4. Water Pump Lubrication: Your water pump may need maintenance too. Our older marine engines usually have a bronze water pump that may have grease cups, fittings (Zerk fittings) or a packing gland. The Zerk fitting is the easiest to use as we just take a grease gun with Marine or Water

Pump grease in it. A pump or two of the gun and you are good. This can be the same marine grease that you use to lube your bearings on the boat trailer. Older pumps will often have one or two threaded grease cups. These cups hold water pump grease and each season, you need to tighten the cup by screwing it in (clockwise) a half to one turn or until it tightens up while turning. This forces the grease in the cup into passages in the pump that feed the grease to the seals and areas that require lubrication. Every other year it is a good idea to unscrew the cup and 1) Clean and refill the cup. 2) Ensure that the port in the pump is clean and not blocked with hardened grease. Early Chrysler Flat head and Hemi V-8 engines  have adjustable packing glands on the two shaft pump. They do the same thing as the afore mentioned cups. These can be tightened a half turn or so with a Chrysler Water Pump spanner tool or by tapping gently with a hammer and flat head punch on the fingers or “Dogs” sticking out of each of the threaded glands. This forces the existing grease into the pair of shaft seals.

5. Engine & Transmission Oil Systems: We always recommend that the engine oil and filter be replaced at the end of a season prior to winter storage. This helps as it removes most of the acid created from combustion that now resides in the oil. You know where I am going with this. If this was not done at the time of winterization, it should be done now. This usually takes a suction pump and a thin hard tube to go down the dip stick tube. Some engines have drain hoses and others have dedicated suction lines. This is best done right after you shut the engine down in the fall as the oil is warm and will flow easily. If you are doing this in the spring, let’s do it after we get the engine fired up and warm the oil.

Speaking of oil, unless you have a modern engine, you want to refill your engine with an oil that HAS zinc in its composition. You can also use a zinc additive such as ZDDP, Lucas zinc additive or others. If you have a Velvet drive or other Hydraulic transmission, ensure that you check the level of the Automatic Transmission Fluid (ATF Dexron III or similar). With engines with older Paragon manual style reverse gears, they share the oil with the engine. Thus, we need to use a single weight oil, usually 30 Wt. Otherwise, the transmission may slip.
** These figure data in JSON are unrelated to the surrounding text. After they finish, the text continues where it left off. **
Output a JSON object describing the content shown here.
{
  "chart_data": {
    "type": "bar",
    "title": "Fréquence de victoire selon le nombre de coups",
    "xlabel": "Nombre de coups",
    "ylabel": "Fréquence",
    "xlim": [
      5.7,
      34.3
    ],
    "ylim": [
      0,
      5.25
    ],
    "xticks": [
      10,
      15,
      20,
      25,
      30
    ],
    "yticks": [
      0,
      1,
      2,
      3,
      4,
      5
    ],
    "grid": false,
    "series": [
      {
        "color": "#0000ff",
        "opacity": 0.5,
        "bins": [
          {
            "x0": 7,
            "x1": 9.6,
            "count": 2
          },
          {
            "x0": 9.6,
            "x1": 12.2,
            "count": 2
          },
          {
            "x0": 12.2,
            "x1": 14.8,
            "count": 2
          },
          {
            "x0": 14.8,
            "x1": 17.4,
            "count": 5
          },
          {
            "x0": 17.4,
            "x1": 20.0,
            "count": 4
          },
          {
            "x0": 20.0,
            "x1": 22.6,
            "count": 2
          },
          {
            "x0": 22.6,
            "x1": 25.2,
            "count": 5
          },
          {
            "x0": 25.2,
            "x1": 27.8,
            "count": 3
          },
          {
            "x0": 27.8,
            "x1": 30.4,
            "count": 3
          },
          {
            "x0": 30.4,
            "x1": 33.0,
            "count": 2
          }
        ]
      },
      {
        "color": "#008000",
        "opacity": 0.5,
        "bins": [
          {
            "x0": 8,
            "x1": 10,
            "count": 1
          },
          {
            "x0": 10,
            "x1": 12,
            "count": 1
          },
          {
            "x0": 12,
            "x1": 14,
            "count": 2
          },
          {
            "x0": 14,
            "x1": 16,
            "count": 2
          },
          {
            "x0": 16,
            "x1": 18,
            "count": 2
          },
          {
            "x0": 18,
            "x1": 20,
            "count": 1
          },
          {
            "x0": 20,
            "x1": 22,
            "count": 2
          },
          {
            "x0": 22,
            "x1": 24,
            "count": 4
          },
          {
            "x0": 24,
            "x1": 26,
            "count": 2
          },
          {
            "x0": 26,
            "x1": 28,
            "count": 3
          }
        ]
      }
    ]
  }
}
6. Engine Internal Issues: How about the inside of the engine? Besides changing the oil, last fall we used a mixture to fog or pickle the engine’s combustion chambers, intake and exhaust manifolds, valves, rings etc. This left a coat of an oil with amazing protective properties to resist and repel moisture and coat all internal parts in its path. That includes the exhaust pipes. This oil protects the internal parts from developing surface rust. When we start the engine, it will smoke heavily, just like it did when it shut down last fall. But this will slowly become less and less. Because

everything is heavily coated with this oil, you may wish to pull the spark plugs to inspect and clean them. This will also show you if there are any deposits, other than the fogging oil. This is a good time to replace the plugs if dirty or fouled other than the fogging oil. A little bit of solvent, gas or starting fluid will clean the oil off of the plugs. Don’t forget to re-check the spark plug electrode gap or clearance.
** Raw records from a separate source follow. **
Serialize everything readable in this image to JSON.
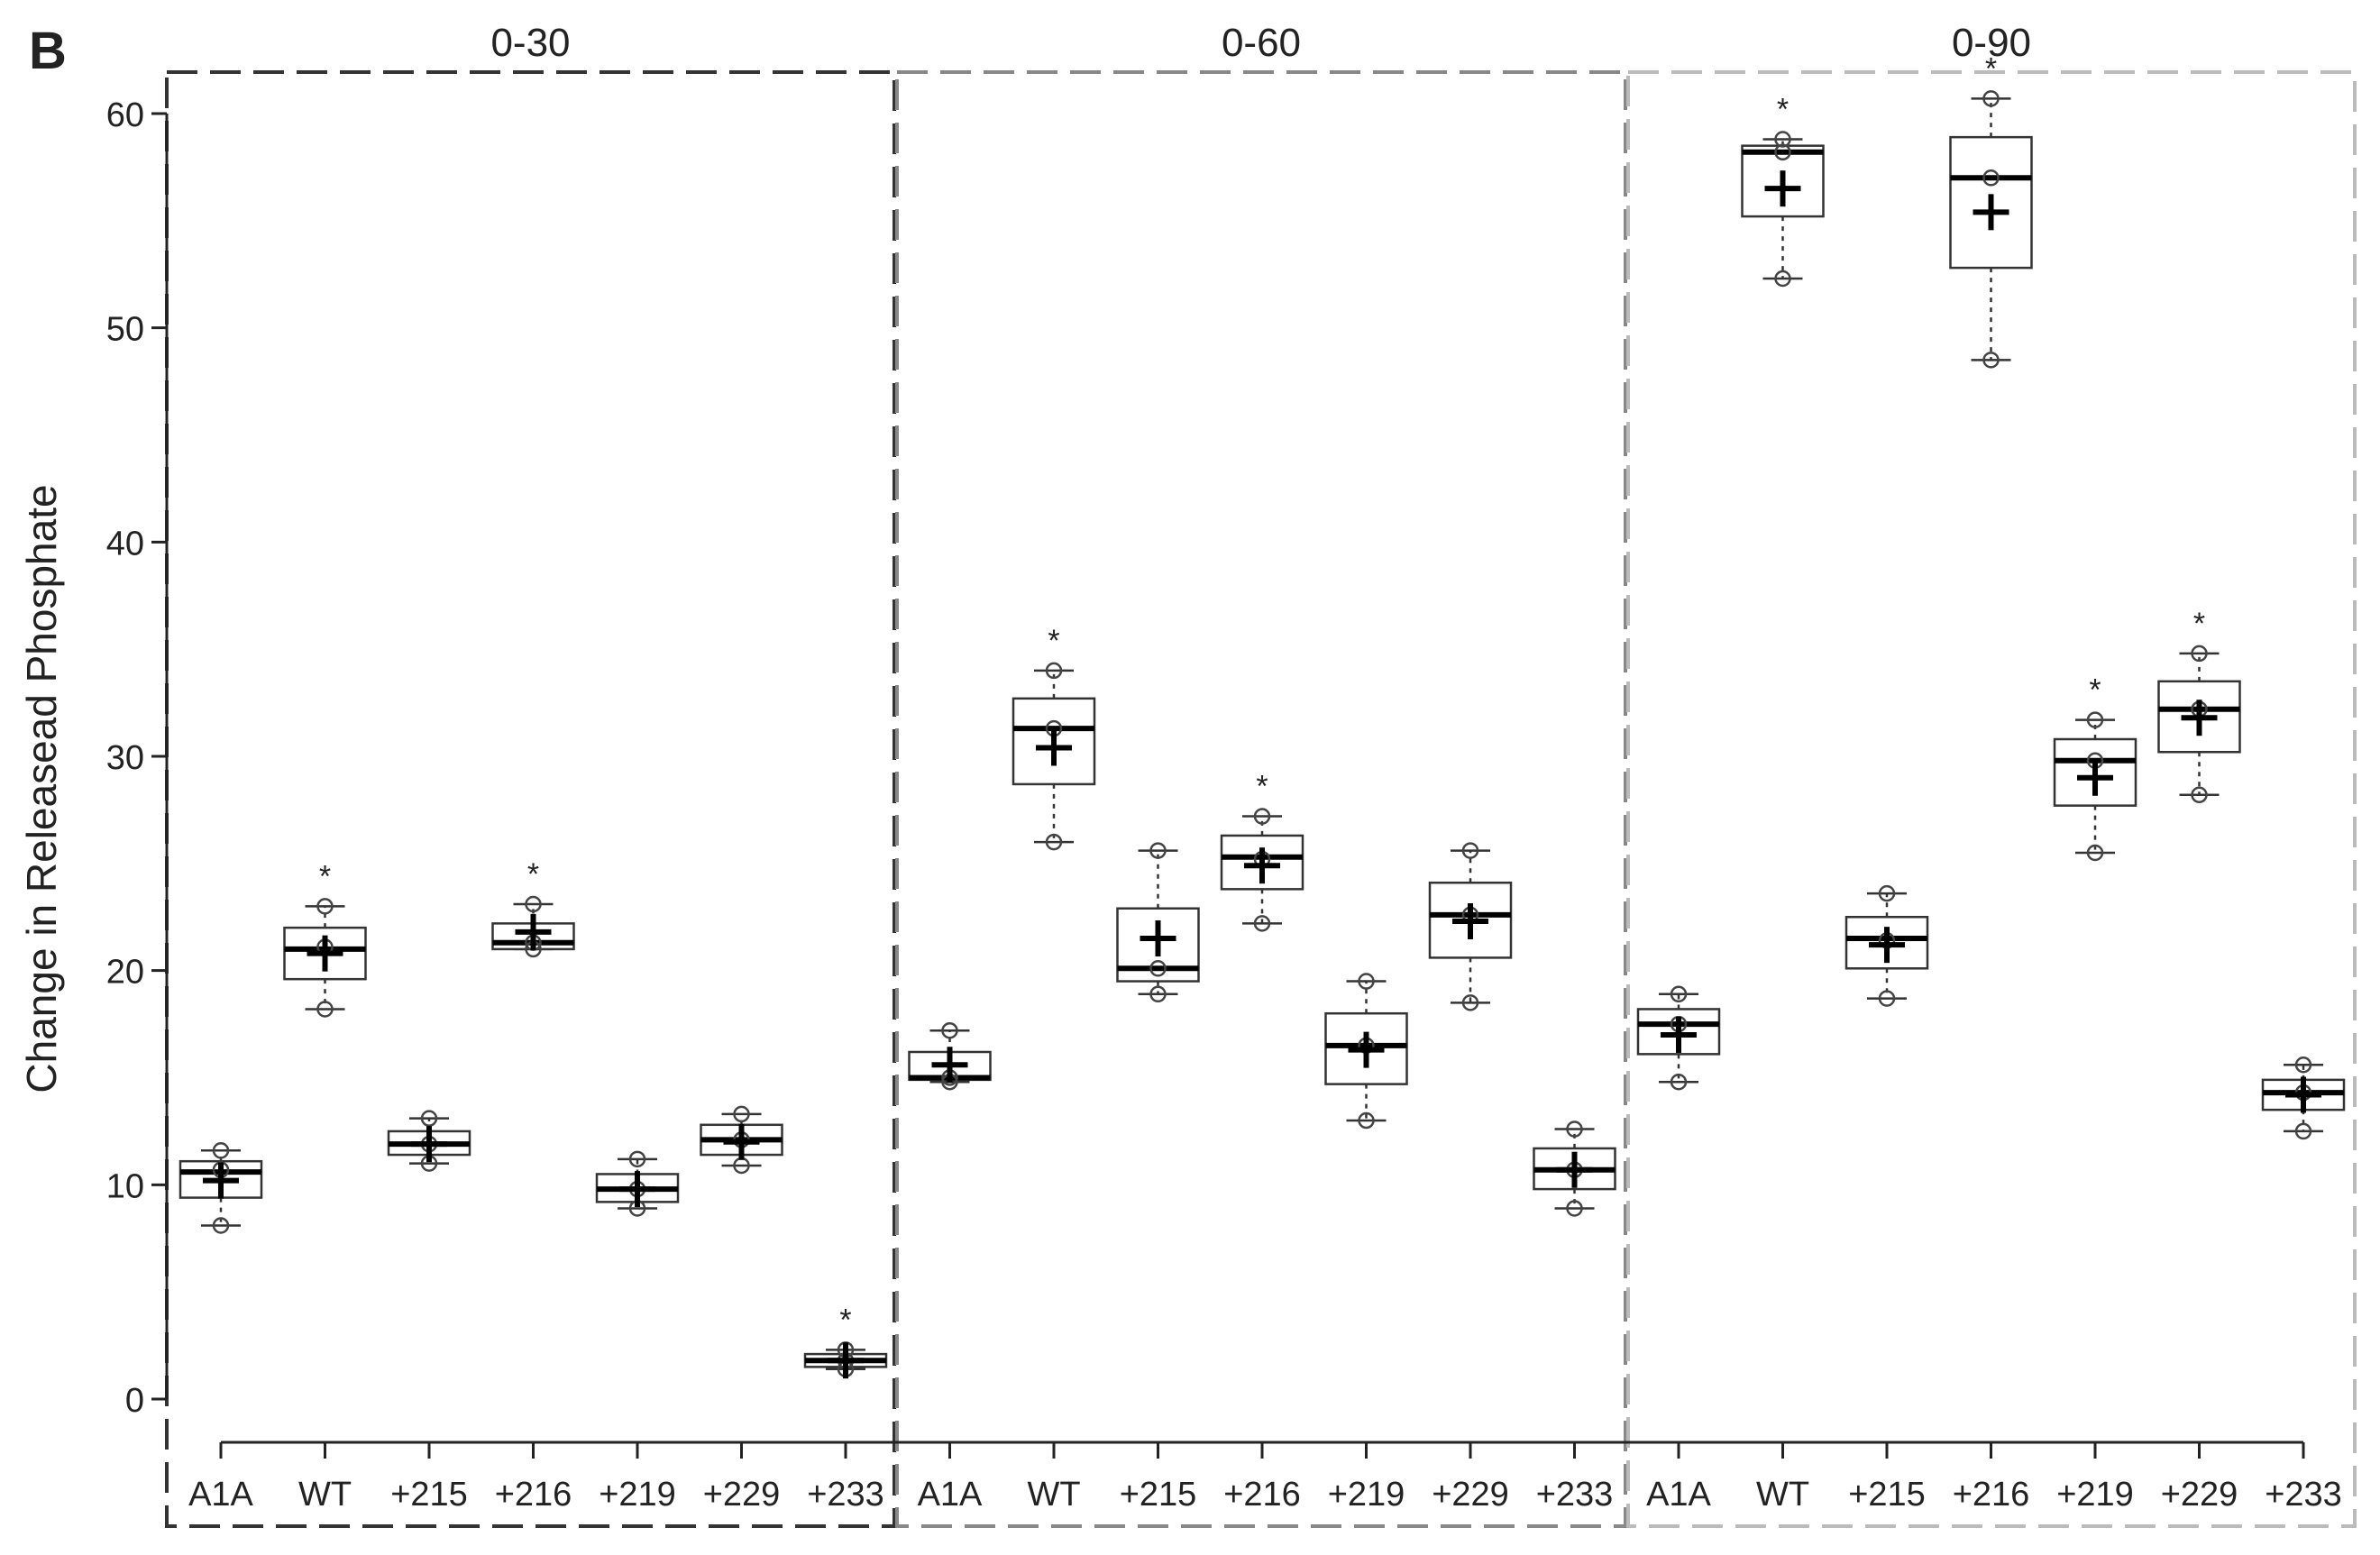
{
  "chart_data": {
    "type": "boxplot",
    "panel_label": "B",
    "ylabel": "Change in Releasead Phosphate",
    "ylim": [
      -2,
      62
    ],
    "yticks": [
      0,
      10,
      20,
      30,
      40,
      50,
      60
    ],
    "categories": [
      "A1A",
      "WT",
      "+215",
      "+216",
      "+219",
      "+229",
      "+233"
    ],
    "panels": [
      {
        "title": "0-30",
        "border_color": "#333333",
        "boxes": [
          {
            "category": "A1A",
            "q1": 9.4,
            "median": 10.6,
            "q3": 11.1,
            "mean": 10.2,
            "points": [
              8.1,
              10.7,
              11.6
            ],
            "significant": false
          },
          {
            "category": "WT",
            "q1": 19.6,
            "median": 21.0,
            "q3": 22.0,
            "mean": 20.8,
            "points": [
              18.2,
              21.1,
              23.0
            ],
            "significant": true
          },
          {
            "category": "+215",
            "q1": 11.4,
            "median": 11.9,
            "q3": 12.5,
            "mean": 11.9,
            "points": [
              11.0,
              11.9,
              13.1
            ],
            "significant": false
          },
          {
            "category": "+216",
            "q1": 21.0,
            "median": 21.3,
            "q3": 22.2,
            "mean": 21.8,
            "points": [
              21.0,
              21.3,
              23.1
            ],
            "significant": true
          },
          {
            "category": "+219",
            "q1": 9.2,
            "median": 9.8,
            "q3": 10.5,
            "mean": 9.8,
            "points": [
              8.9,
              9.8,
              11.2
            ],
            "significant": false
          },
          {
            "category": "+229",
            "q1": 11.4,
            "median": 12.1,
            "q3": 12.8,
            "mean": 12.0,
            "points": [
              10.9,
              12.1,
              13.3
            ],
            "significant": false
          },
          {
            "category": "+233",
            "q1": 1.5,
            "median": 1.8,
            "q3": 2.1,
            "mean": 1.8,
            "points": [
              1.4,
              1.8,
              2.3
            ],
            "significant": true
          }
        ]
      },
      {
        "title": "0-60",
        "border_color": "#888888",
        "boxes": [
          {
            "category": "A1A",
            "q1": 14.9,
            "median": 15.0,
            "q3": 16.2,
            "mean": 15.6,
            "points": [
              14.8,
              15.0,
              17.2
            ],
            "significant": false
          },
          {
            "category": "WT",
            "q1": 28.7,
            "median": 31.3,
            "q3": 32.7,
            "mean": 30.4,
            "points": [
              26.0,
              31.3,
              34.0
            ],
            "significant": true
          },
          {
            "category": "+215",
            "q1": 19.5,
            "median": 20.1,
            "q3": 22.9,
            "mean": 21.5,
            "points": [
              18.9,
              20.1,
              25.6
            ],
            "significant": false
          },
          {
            "category": "+216",
            "q1": 23.8,
            "median": 25.3,
            "q3": 26.3,
            "mean": 24.9,
            "points": [
              22.2,
              25.2,
              27.2
            ],
            "significant": true
          },
          {
            "category": "+219",
            "q1": 14.7,
            "median": 16.5,
            "q3": 18.0,
            "mean": 16.3,
            "points": [
              13.0,
              16.5,
              19.5
            ],
            "significant": false
          },
          {
            "category": "+229",
            "q1": 20.6,
            "median": 22.6,
            "q3": 24.1,
            "mean": 22.3,
            "points": [
              18.5,
              22.6,
              25.6
            ],
            "significant": false
          },
          {
            "category": "+233",
            "q1": 9.8,
            "median": 10.7,
            "q3": 11.7,
            "mean": 10.7,
            "points": [
              8.9,
              10.7,
              12.6
            ],
            "significant": false
          }
        ]
      },
      {
        "title": "0-90",
        "border_color": "#bbbbbb",
        "boxes": [
          {
            "category": "A1A",
            "q1": 16.1,
            "median": 17.5,
            "q3": 18.2,
            "mean": 17.0,
            "points": [
              14.8,
              17.5,
              18.9
            ],
            "significant": false
          },
          {
            "category": "WT",
            "q1": 55.2,
            "median": 58.2,
            "q3": 58.5,
            "mean": 56.5,
            "points": [
              52.3,
              58.2,
              58.8
            ],
            "significant": true
          },
          {
            "category": "+215",
            "q1": 20.1,
            "median": 21.5,
            "q3": 22.5,
            "mean": 21.2,
            "points": [
              18.7,
              21.4,
              23.6
            ],
            "significant": false
          },
          {
            "category": "+216",
            "q1": 52.8,
            "median": 57.0,
            "q3": 58.9,
            "mean": 55.4,
            "points": [
              48.5,
              57.0,
              60.7
            ],
            "significant": true
          },
          {
            "category": "+219",
            "q1": 27.7,
            "median": 29.8,
            "q3": 30.8,
            "mean": 29.0,
            "points": [
              25.5,
              29.8,
              31.7
            ],
            "significant": true
          },
          {
            "category": "+229",
            "q1": 30.2,
            "median": 32.2,
            "q3": 33.5,
            "mean": 31.8,
            "points": [
              28.2,
              32.2,
              34.8
            ],
            "significant": true
          },
          {
            "category": "+233",
            "q1": 13.5,
            "median": 14.3,
            "q3": 14.9,
            "mean": 14.2,
            "points": [
              12.5,
              14.3,
              15.6
            ],
            "significant": false
          }
        ]
      }
    ]
  }
}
7. Almost Done: Time to fire her up and finish fumigating the driveway of mosquitos! Remove that beer can wrapped in a rag that you placed in the exhaust pipe to keep the rodents, insects and small children out of. Do a complete visual inspection of the engine compartment. This makes us look better as we caught things that were still disconnected before we fire her up. Check the fan belts for condition. Remember on a boat with a Chris Craft flat head engine, there is a fan belt behind the flywheel that drives the generator. You may have to remove a seat back to see it. With all of the checks and preparation done, let’s get to it!
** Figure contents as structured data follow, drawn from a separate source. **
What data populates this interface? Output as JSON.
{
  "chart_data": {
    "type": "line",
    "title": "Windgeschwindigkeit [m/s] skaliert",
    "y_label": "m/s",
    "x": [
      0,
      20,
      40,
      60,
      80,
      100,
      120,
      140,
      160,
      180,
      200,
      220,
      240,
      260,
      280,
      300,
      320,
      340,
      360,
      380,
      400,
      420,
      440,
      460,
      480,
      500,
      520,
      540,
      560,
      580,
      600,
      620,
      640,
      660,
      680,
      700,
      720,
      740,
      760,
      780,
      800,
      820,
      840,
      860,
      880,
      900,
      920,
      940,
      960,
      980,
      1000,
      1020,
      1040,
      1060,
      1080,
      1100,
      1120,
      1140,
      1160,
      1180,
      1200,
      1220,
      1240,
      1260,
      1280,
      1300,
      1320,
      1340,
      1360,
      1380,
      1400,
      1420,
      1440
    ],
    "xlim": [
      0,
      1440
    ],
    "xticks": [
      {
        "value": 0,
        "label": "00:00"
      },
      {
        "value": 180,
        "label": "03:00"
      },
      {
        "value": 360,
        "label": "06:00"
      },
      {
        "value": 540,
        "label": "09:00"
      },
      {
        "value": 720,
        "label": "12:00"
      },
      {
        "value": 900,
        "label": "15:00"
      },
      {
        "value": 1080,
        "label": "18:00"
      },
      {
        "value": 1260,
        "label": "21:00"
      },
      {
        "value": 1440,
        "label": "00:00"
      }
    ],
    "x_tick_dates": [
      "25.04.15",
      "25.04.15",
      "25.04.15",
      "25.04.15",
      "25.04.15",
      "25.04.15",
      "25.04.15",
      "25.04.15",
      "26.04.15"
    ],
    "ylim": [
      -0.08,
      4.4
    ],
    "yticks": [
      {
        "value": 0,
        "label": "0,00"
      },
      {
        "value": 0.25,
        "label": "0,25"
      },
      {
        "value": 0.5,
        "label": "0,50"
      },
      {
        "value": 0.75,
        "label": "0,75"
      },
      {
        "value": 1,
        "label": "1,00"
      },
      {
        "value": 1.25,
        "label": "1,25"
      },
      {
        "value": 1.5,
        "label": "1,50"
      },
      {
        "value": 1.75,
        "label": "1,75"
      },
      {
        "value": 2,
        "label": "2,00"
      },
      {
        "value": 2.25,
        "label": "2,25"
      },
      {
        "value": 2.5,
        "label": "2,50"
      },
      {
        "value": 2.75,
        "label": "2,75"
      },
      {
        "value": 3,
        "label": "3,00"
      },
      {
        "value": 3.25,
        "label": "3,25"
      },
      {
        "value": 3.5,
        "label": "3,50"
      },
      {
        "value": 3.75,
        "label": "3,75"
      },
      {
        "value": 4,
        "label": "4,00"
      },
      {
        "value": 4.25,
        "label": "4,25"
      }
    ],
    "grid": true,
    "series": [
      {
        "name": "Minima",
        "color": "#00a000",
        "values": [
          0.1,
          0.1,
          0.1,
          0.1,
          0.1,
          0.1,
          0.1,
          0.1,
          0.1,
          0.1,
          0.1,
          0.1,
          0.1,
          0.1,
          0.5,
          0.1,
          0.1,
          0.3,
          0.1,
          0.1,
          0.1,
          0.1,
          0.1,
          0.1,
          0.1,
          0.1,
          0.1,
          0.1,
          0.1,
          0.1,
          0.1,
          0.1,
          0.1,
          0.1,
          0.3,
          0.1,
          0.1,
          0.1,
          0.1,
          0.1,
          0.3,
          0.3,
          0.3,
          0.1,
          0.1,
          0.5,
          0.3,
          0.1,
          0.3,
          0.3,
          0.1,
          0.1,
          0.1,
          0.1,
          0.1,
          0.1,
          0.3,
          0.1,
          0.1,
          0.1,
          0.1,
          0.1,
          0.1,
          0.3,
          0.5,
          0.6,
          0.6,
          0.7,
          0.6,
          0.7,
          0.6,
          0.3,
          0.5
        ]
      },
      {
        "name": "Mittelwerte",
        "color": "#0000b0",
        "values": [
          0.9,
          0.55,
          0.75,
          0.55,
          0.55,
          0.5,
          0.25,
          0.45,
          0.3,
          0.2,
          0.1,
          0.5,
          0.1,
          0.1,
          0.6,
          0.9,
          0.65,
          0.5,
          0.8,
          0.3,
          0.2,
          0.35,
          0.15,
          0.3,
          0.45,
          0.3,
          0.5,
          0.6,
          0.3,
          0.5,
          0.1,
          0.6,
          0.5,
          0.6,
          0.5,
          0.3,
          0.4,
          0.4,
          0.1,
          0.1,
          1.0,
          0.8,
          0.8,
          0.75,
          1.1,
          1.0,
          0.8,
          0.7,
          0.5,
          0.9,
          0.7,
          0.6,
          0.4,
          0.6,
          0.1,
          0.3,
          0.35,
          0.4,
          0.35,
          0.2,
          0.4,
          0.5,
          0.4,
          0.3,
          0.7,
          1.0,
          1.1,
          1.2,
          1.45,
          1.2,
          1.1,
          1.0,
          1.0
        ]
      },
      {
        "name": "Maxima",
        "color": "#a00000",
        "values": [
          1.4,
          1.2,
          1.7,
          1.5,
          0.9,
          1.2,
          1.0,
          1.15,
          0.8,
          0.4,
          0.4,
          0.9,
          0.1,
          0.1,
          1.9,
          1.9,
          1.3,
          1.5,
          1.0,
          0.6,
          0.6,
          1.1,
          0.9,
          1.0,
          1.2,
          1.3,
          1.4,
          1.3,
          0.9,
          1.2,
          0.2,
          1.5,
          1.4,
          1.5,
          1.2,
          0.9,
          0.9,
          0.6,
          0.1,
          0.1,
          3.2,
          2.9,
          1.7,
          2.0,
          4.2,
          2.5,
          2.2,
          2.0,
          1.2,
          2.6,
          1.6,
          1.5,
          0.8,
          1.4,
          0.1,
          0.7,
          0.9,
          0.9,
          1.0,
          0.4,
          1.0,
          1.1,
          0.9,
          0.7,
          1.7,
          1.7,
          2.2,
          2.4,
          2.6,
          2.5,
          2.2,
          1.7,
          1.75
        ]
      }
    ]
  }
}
i. Set the boat up to run on the trailer with a reliable water supply feeding the engine.
ii. NEVER run the engine without water being applied to the suction side of water pump.
iii. If using a “Fake-a-Lake”, ensure that it is sealed fairly well to the boat water pick up.
iv. Do not use too much water pressure until the engine is running. You can damage the water pump.
v. Prime the hoses between the boat and a bucket and put the garden hose in the bucket. This allows the boat to draw water instead of being force fed. This can also be an indication of the suction pump condition. I also modify all of my boat intake plumbing by adding a valve and garden hose quick disconnect to make it easy to connect a water source for running on a trailer. Faster and easier than using a Fake-a-Lake.
vi. Start the engine in Neutral on the trailer. If you have a Paragon or similar non-hydraulic transmission/reverse gear, place a wood block between the prop and bottom of the boat for safety to prevent the prop from turning. This will protect the shaft cutlass bearing from running dry and destroying itself. This is also a safety issue. viii. Let the engine idle or run at fast idle. Check to ensure that you have oil pressure showing on the gauge, and that you are charging the battery. ix. Ensure that you are getting water out of the exhaust pipe or pipes. That flow should start in less than 30 seconds, as soon as the engine fills with water. If no flow, shut the engine down and recheck your water connections. Your Fake-a- Lake may have fallen off.
x. Inspect the engine looking for and smelling for fuel leaks or water & oil leaks, anything out of the normal.
xi. Shut her down, and reinspect for leaks etc. and check your oil levels after a few minutes with the engine off.
8. Drain Plugs: Ensure that your hull drain plug is installed and that you have serviced your trailer bearings and checked the tire pressure of the trailer tires and the spare.
9. And finally put boat in water, play hard, eat ice cream, repeat!